The FCA will investigate commercial relationships at the heart of the mortgage industry to assess their impact on consumers.
Speaking at the Brevan Howard Centre for Financial Analysis at Imperial Business School, Christopher Woolard, executive director of strategy and competition at the FCA, said it will assess the relationships between brokers, lenders, panels, price comparison websites, estate agents and builders.
The regulator will look at whether these relationships detract from the functioning of the market and work in the interests of consumers.
Woolard said: “The relationships between brokers, lenders, panels, price comparison websites – even some estate agents and builders – exist for a reason. For many, it is the management of commercial or regulatory risk.
“However, some of these relationships may be detrimental to the overall good-functioning of the mortgage market, or to the interests of consumers. We want to understand in more detail the competition dynamics in this space.”

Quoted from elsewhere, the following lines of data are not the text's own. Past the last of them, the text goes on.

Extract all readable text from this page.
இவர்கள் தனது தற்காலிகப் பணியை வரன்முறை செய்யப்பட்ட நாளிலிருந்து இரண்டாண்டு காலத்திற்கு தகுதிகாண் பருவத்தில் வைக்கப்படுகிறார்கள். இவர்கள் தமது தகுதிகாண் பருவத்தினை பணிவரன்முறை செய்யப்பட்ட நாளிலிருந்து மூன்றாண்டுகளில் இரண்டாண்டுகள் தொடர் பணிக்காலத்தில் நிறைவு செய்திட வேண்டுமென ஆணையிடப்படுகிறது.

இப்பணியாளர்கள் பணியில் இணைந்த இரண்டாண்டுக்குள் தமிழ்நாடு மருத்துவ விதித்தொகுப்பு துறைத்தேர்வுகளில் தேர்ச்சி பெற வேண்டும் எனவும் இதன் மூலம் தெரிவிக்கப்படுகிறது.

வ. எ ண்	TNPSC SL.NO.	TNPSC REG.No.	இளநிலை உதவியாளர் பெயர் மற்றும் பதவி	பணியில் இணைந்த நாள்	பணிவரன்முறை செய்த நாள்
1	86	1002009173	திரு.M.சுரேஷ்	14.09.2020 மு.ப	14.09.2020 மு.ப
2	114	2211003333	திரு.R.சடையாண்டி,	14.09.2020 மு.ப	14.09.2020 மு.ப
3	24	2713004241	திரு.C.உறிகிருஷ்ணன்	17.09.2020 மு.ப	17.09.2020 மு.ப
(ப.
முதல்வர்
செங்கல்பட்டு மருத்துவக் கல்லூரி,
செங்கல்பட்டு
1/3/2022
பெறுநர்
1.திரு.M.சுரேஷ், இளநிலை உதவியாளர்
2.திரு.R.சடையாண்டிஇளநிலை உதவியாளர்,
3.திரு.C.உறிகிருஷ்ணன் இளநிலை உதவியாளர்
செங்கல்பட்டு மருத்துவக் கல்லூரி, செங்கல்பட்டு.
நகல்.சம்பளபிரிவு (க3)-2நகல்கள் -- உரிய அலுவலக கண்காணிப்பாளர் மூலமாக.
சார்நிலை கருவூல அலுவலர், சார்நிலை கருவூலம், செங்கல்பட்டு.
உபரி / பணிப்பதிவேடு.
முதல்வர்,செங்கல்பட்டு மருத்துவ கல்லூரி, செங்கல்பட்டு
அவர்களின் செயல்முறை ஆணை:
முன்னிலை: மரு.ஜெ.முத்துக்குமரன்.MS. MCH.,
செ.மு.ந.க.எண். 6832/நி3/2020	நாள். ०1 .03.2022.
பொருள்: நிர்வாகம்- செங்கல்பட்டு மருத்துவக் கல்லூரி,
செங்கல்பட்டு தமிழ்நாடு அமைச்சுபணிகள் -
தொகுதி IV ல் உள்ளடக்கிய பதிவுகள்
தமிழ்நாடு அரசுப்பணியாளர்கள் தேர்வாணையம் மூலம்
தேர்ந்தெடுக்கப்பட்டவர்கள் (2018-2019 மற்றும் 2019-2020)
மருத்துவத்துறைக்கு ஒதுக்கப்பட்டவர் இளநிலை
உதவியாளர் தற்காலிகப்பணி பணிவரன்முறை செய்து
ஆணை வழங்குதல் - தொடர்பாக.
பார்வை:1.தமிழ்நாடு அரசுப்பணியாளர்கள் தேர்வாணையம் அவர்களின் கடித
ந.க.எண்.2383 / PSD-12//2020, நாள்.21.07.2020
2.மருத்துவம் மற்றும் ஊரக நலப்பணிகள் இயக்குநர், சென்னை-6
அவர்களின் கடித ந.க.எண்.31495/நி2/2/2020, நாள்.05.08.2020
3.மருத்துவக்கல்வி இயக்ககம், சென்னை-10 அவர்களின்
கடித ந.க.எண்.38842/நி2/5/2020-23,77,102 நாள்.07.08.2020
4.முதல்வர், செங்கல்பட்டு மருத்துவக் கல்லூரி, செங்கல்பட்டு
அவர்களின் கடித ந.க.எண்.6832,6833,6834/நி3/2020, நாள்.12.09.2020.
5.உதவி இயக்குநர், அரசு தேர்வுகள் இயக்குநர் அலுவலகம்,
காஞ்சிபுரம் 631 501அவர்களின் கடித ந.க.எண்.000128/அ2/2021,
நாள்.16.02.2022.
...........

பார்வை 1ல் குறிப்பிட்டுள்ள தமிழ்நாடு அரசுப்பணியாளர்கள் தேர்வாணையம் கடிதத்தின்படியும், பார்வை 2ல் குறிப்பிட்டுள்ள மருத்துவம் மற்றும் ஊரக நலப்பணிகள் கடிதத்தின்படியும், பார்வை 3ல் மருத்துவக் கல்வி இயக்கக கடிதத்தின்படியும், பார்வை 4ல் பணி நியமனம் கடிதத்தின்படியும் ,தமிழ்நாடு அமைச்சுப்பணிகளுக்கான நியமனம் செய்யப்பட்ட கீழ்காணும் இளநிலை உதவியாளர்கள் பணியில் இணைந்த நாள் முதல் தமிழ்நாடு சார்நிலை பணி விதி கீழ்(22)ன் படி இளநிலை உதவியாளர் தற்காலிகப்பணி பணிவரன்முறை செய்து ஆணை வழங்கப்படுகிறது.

Following last week’s announcement that the Competitions and Markets Authority (CMA) will probe price comparison sites, the FCA will join forces with the CMA to assess behavioural biases in consumer behaviour to determine whether an undue focus on short-term pricing is causing distortions in the market.
Woolard added: “The question we do want to consider in the market study is whether the tools available to consumers to help them make decisions effectively meet their needs.
“There are of course already many tools to help consumers shop around – brokers, price comparison websites, apps etc. These should assist consumers in searching for the most suitable product for their needs, but we want to consider whether there may be any distortions caused by an undue focus on certain headline charges or features.”
Following the Mortgage Market Review (MMR), intermediated sales represented 50% of mortgages sold in 2009/10. This increased to 67% of the number of sales in Q2 2016, and the FCA is keen to determine whether this was caused by the review.
Woolard said: “The key issue in this area is to what extent there are differences in the outcomes for consumers who obtain their mortgages through a broker versus those who go direct to a lender?”